For the country’s top three aluminium producers – Vedanta, Hindalco Industries and National Aluminium Company (Nalco), the challenge to contain the cost of metal production seems to have become more formidable now.
The spiralling prices of key ingredients in aluminium making – from alumina to coal, coal tar pitch and caustic soda – has rattled the companies. At the end of December 2017, the soaring prices of these key inputs had a total impact of $744 per tonne (year-on-year) on the aluminium production cost. This has negated the gains from aluminium prices on the London Metal Exchange (LME) strengthening from an average $1782 last financial year a tonne to $2,000 a tonne in 2017-18 (till November).
According to data from the Aluminium Association of India (AAI), alumina prices have gone up by 18 per cent over the past 12 months – from $271 to $400 per tonne – while the costs of imported coal and linkage coal have moved 62 per cent and 18 per cent, respectively. Prices of coal tar (CT) pitch and calcined petroleum (CP) coke have had impacts of $35 and $95 per tonne, respectively, on aluminium production.
The ballooning input costs are already showing up in aluminium-making costs of these companies. The overall increase in the production cost is more than 30 per cent on an average; the aluminium-making cost is up by $514 per tonne. The increase in cess and duties on coal, electricity duty, renewable power obligation and CP coke in the past three-four years have led to an increase of more than 10 per cent in the aluminium production cost. At the current output of three million tonnes per annum (mtpa), the annual impact on aluminium producers is to the tune of Rs 30 billion. If the producers run at the full-rated capacity of four mtpa, the impact could be Rs 40 billion.
“The LME price outlook for aluminium is bullish, but input costs are a pain for the producers. Some of the key inputs have seen sharp price hikes, mainly due to capacity closures in China, where pollution control remains a priority. In 2018, the key challenge for aluminium makers would be containing costs,” Nalco CMD and AAI President T K Chand had told Business Standard in an earlier conversation.
The pain seems to be more for Vedanta. Despite going for a volume ramp-up, Vedanta’s aluminium production cost was 22 per cent higher over a year ago at $1798 per tonne. The company attributed it to higher domestic coal costs due to coal shortages and appreciation of the Indian rupee vis-a-vis the US dollar. A source at Vedanta said, “We expect our aluminium production cost to mount further to $1,850-1,900 a tonne due to challenges related to coal and other input commodity inflation.”

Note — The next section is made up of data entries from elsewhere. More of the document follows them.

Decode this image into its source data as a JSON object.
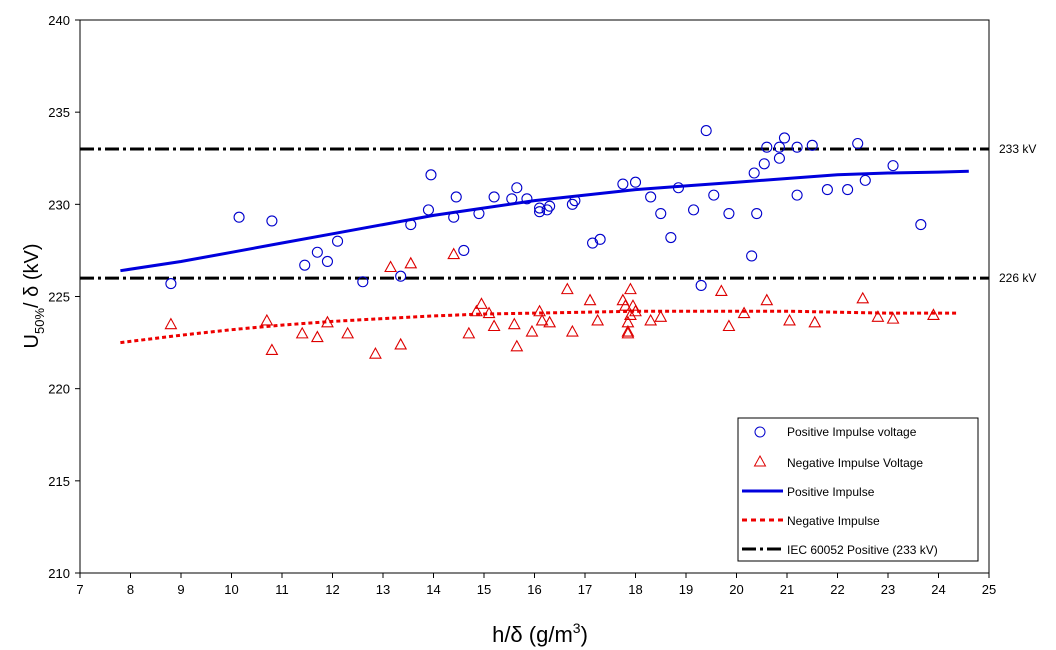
{
  "chart_data": {
    "type": "scatter",
    "title": "",
    "xlabel": {
      "main": "h/δ (g/m",
      "sup": "3",
      "end": ")"
    },
    "ylabel": {
      "main": "U",
      "sub": "50%",
      "rest": "/ δ  (kV)"
    },
    "xlim": [
      7,
      25
    ],
    "ylim": [
      210,
      240
    ],
    "xticks": [
      "7",
      "8",
      "9",
      "10",
      "11",
      "12",
      "13",
      "14",
      "15",
      "16",
      "17",
      "18",
      "19",
      "20",
      "21",
      "22",
      "23",
      "24",
      "25"
    ],
    "yticks": [
      "210",
      "215",
      "220",
      "225",
      "230",
      "235",
      "240"
    ],
    "grid": false,
    "legend_position": "bottom-right",
    "series": [
      {
        "name": "Positive Impulse voltage",
        "marker": "circle",
        "color": "#0000cc",
        "points": [
          [
            8.8,
            225.7
          ],
          [
            10.15,
            229.3
          ],
          [
            10.8,
            229.1
          ],
          [
            11.45,
            226.7
          ],
          [
            11.7,
            227.4
          ],
          [
            11.9,
            226.9
          ],
          [
            12.1,
            228.0
          ],
          [
            12.6,
            225.8
          ],
          [
            13.35,
            226.1
          ],
          [
            13.55,
            228.9
          ],
          [
            13.9,
            229.7
          ],
          [
            13.95,
            231.6
          ],
          [
            14.4,
            229.3
          ],
          [
            14.45,
            230.4
          ],
          [
            14.6,
            227.5
          ],
          [
            14.9,
            229.5
          ],
          [
            15.2,
            230.4
          ],
          [
            15.55,
            230.3
          ],
          [
            15.65,
            230.9
          ],
          [
            15.85,
            230.3
          ],
          [
            16.1,
            229.6
          ],
          [
            16.1,
            229.8
          ],
          [
            16.25,
            229.7
          ],
          [
            16.3,
            229.9
          ],
          [
            16.75,
            230.0
          ],
          [
            16.8,
            230.2
          ],
          [
            17.15,
            227.9
          ],
          [
            17.3,
            228.1
          ],
          [
            17.75,
            231.1
          ],
          [
            18.0,
            231.2
          ],
          [
            18.3,
            230.4
          ],
          [
            18.5,
            229.5
          ],
          [
            18.7,
            228.2
          ],
          [
            18.85,
            230.9
          ],
          [
            19.15,
            229.7
          ],
          [
            19.3,
            225.6
          ],
          [
            19.4,
            234.0
          ],
          [
            19.55,
            230.5
          ],
          [
            19.85,
            229.5
          ],
          [
            20.3,
            227.2
          ],
          [
            20.35,
            231.7
          ],
          [
            20.4,
            229.5
          ],
          [
            20.55,
            232.2
          ],
          [
            20.6,
            233.1
          ],
          [
            20.85,
            233.1
          ],
          [
            20.85,
            232.5
          ],
          [
            20.95,
            233.6
          ],
          [
            21.2,
            230.5
          ],
          [
            21.2,
            233.1
          ],
          [
            21.5,
            233.2
          ],
          [
            21.8,
            230.8
          ],
          [
            22.2,
            230.8
          ],
          [
            22.4,
            233.3
          ],
          [
            22.55,
            231.3
          ],
          [
            23.1,
            232.1
          ],
          [
            23.65,
            228.9
          ]
        ]
      },
      {
        "name": "Negative Impulse Voltage",
        "marker": "triangle",
        "color": "#dd0000",
        "points": [
          [
            8.8,
            223.5
          ],
          [
            10.7,
            223.7
          ],
          [
            10.8,
            222.1
          ],
          [
            11.4,
            223.0
          ],
          [
            11.7,
            222.8
          ],
          [
            11.9,
            223.6
          ],
          [
            12.3,
            223.0
          ],
          [
            12.85,
            221.9
          ],
          [
            13.15,
            226.6
          ],
          [
            13.35,
            222.4
          ],
          [
            13.55,
            226.8
          ],
          [
            14.4,
            227.3
          ],
          [
            14.7,
            223.0
          ],
          [
            14.85,
            224.2
          ],
          [
            14.95,
            224.6
          ],
          [
            15.1,
            224.1
          ],
          [
            15.2,
            223.4
          ],
          [
            15.6,
            223.5
          ],
          [
            15.65,
            222.3
          ],
          [
            15.95,
            223.1
          ],
          [
            16.1,
            224.2
          ],
          [
            16.15,
            223.7
          ],
          [
            16.3,
            223.6
          ],
          [
            16.65,
            225.4
          ],
          [
            16.75,
            223.1
          ],
          [
            17.1,
            224.8
          ],
          [
            17.25,
            223.7
          ],
          [
            17.75,
            224.8
          ],
          [
            17.8,
            224.5
          ],
          [
            17.85,
            223.0
          ],
          [
            17.85,
            223.1
          ],
          [
            17.85,
            223.6
          ],
          [
            17.9,
            224.0
          ],
          [
            17.9,
            225.4
          ],
          [
            17.95,
            224.5
          ],
          [
            18.0,
            224.2
          ],
          [
            18.3,
            223.7
          ],
          [
            18.5,
            223.9
          ],
          [
            19.7,
            225.3
          ],
          [
            19.85,
            223.4
          ],
          [
            20.15,
            224.1
          ],
          [
            20.6,
            224.8
          ],
          [
            21.05,
            223.7
          ],
          [
            21.55,
            223.6
          ],
          [
            22.5,
            224.9
          ],
          [
            22.8,
            223.9
          ],
          [
            23.1,
            223.8
          ],
          [
            23.9,
            224.0
          ]
        ]
      },
      {
        "name": "Positive Impulse",
        "type": "line",
        "style": "solid",
        "color": "#0000dd",
        "points": [
          [
            7.8,
            226.4
          ],
          [
            9,
            226.9
          ],
          [
            10,
            227.4
          ],
          [
            11,
            227.9
          ],
          [
            12,
            228.4
          ],
          [
            13,
            228.9
          ],
          [
            14,
            229.4
          ],
          [
            15,
            229.8
          ],
          [
            16,
            230.2
          ],
          [
            17,
            230.5
          ],
          [
            18,
            230.8
          ],
          [
            19,
            231.0
          ],
          [
            20,
            231.2
          ],
          [
            21,
            231.4
          ],
          [
            22,
            231.6
          ],
          [
            23,
            231.7
          ],
          [
            24,
            231.75
          ],
          [
            24.6,
            231.8
          ]
        ]
      },
      {
        "name": "Negative Impulse",
        "type": "line",
        "style": "dashed",
        "color": "#ee0000",
        "points": [
          [
            7.8,
            222.5
          ],
          [
            9,
            222.9
          ],
          [
            10,
            223.2
          ],
          [
            11,
            223.45
          ],
          [
            12,
            223.65
          ],
          [
            13,
            223.8
          ],
          [
            14,
            223.95
          ],
          [
            15,
            224.05
          ],
          [
            16,
            224.1
          ],
          [
            17,
            224.15
          ],
          [
            18,
            224.2
          ],
          [
            19,
            224.2
          ],
          [
            20,
            224.2
          ],
          [
            21,
            224.2
          ],
          [
            22,
            224.15
          ],
          [
            23,
            224.1
          ],
          [
            24.4,
            224.1
          ]
        ]
      },
      {
        "name": "IEC 60052 Positive (233 kV)",
        "type": "hline",
        "style": "dashdot",
        "color": "#000000",
        "y": 233
      }
    ],
    "reference_lines": [
      {
        "y": 233,
        "label": "233 kV"
      },
      {
        "y": 226,
        "label": "226 kV"
      }
    ]
  }
}
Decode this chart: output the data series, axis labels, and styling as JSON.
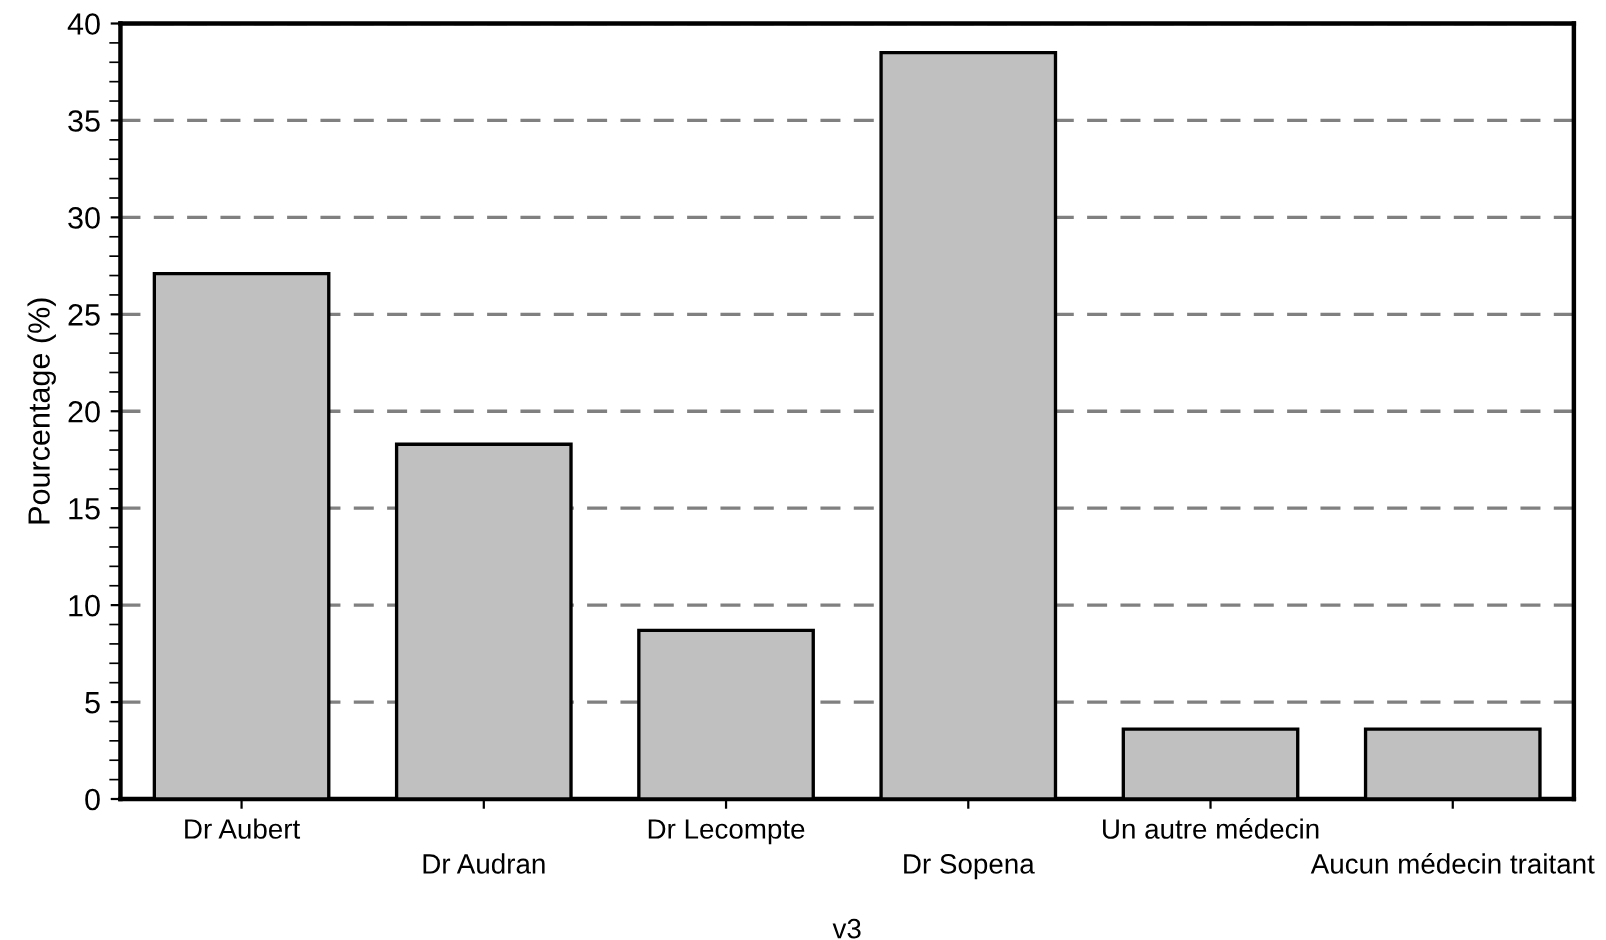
{
  "chart_data": {
    "type": "bar",
    "xlabel": "v3",
    "ylabel": "Pourcentage (%)",
    "categories": [
      "Dr Aubert",
      "Dr Audran",
      "Dr Lecompte",
      "Dr Sopena",
      "Un autre médecin",
      "Aucun médecin traitant"
    ],
    "values": [
      27.1,
      18.3,
      8.7,
      38.5,
      3.6,
      3.6
    ],
    "color": "#c0c0c0",
    "ylim": [
      0,
      40
    ],
    "yticks": [
      0,
      5,
      10,
      15,
      20,
      25,
      30,
      35,
      40
    ],
    "grid": "y"
  }
}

The other key producer- Aditya Birla Group-owned Hindalco Industries has admitted in its investor presentation that a stronger rupee and an increase in input costs have moderated the gains from a surge in aluminium prices on the LME.
With input costs hardly showing any signs of easing, Nalco is focusing on backward integration. Nalco already has a joint venture with Gujarat Alkalies & Chemicals Ltd, a Gujarat government company, to set up a caustic soda plant at Dahej with a cost of Rs 18 billion. It is considering setting up another caustic soda plant within the planned PCPIR (petroleum, chemicals & petrochemicals investment region) hub at Paradip. Nalco also has an agreement with steel PSU Neelechal Ispat Nigam Ltd (NINL) to set up a CT pitch plant.
According to AAI, the Indian government needs to take cues from China and West Asia, which support their aluminium producers through subsidies on power and tax sops. In China, the aluminium smelters get power tariff subsidies of $200 a tonne on aluminium production costs, 13-15 per cent export tax rebate on semi-fabricated aluminium products, and total waiver of import taxes on alumina and bauxite. Most of the smelters in West Asia are government-owned and enjoy preferential natural gas allocations at lower prices.